もはや打つ手なし。そんな不吉な言葉が脳裏をよぎったその時。一行の中でただ一人、野盗に向かって歩を進める者がいた。モデルのように胸を張り、白衣をまるで騎士のマントのように翻しながら。
「やれやれ、オトモダチに無料の開腹手術をサービスしたのは警告のつもりだったんだけど、まだお勉強が足りないようねぇ」
「ンだと!?」
敵に立ちはだかるクロエの後ろ姿を、霞む瞳で見つめるアレクシス。彼の脳裏には、二つの相反する感情が渦巻いていた。この状況をどうにかしてくれるなら頼もしい、というのが半分。そしてもう半分は──どう見ても正気ではないこのイカれ眼鏡が、今度は何を企んでいるのだろうという一抹の不安である。そしてそんなアレクシスの不安をよそに、クロエはよく通る声でこう言い放つのだった。
「アリサカ先生の補講のお時間、始まり始まり! 科学の力って奴を、文字通り骨身に染みるまで教えてあげましょう」
「鉄錆戦機セコハンウォーカー」の世界 #10
EDMクルセイダーズ
オーストラリア南東部を中心に活動する野盗組織の一つ。「四つ腕モートン」の名で知られるボスによってシメられており、野盗ながらその統率やウォーカーの性能は中規模の傭兵組織に匹敵する。

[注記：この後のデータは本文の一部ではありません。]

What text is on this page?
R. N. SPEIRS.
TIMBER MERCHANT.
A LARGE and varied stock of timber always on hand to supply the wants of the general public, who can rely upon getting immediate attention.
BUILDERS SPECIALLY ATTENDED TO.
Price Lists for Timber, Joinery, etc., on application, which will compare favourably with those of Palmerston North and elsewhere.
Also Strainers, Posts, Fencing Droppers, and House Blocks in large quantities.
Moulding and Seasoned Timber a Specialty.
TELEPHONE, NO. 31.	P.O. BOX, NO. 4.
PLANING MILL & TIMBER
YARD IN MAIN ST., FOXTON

組織の構成員は、いずれも血管にガソリンが流れているようなメカマニア揃い。乗機は皆EDM(エスタンジア国内市場向け)の最新高性能パーツでチューンナップされ、軽量カーボン素材のエアロパーツやネオン電飾キットなどでド派手に飾られている。ハイテク部品を巡って他勢力と抗争を繰り広げることも多く、タングステン砲弾をブッ放す漸減口径砲や、ウォーカー分隊を丸ごと火だるまにしてしまう焼夷ロケット弾ラックなどのゴキゲンな装備品を自慢しながら陽気に敵を叩きのめす。
チームカラーはメタリックオレンジとブルーのツートン。メカへの熱い想いを身体で表すべく、構成員は軍用WCスーツではなくビビッドオレンジのレーサースーツやメカニック用ジャンプスーツで戦場に現れる。身も心も愛機と一体になるべく、ウォーカー用のリベットやネジを身体に打ち付けている者も少なくない。
ウォーカーを降りて歩兵戦を挑む際にも、銃なんて野暮な物は使わない。連中が使うのは電動ドリル、釘打ち銃、アーク溶接機といった工具の数々。敵の肉体を電鋸で切り刻み、リベットガンで壁に縫い止めることで、愛しいマシンへのめくるめく愛情を表現するのだ。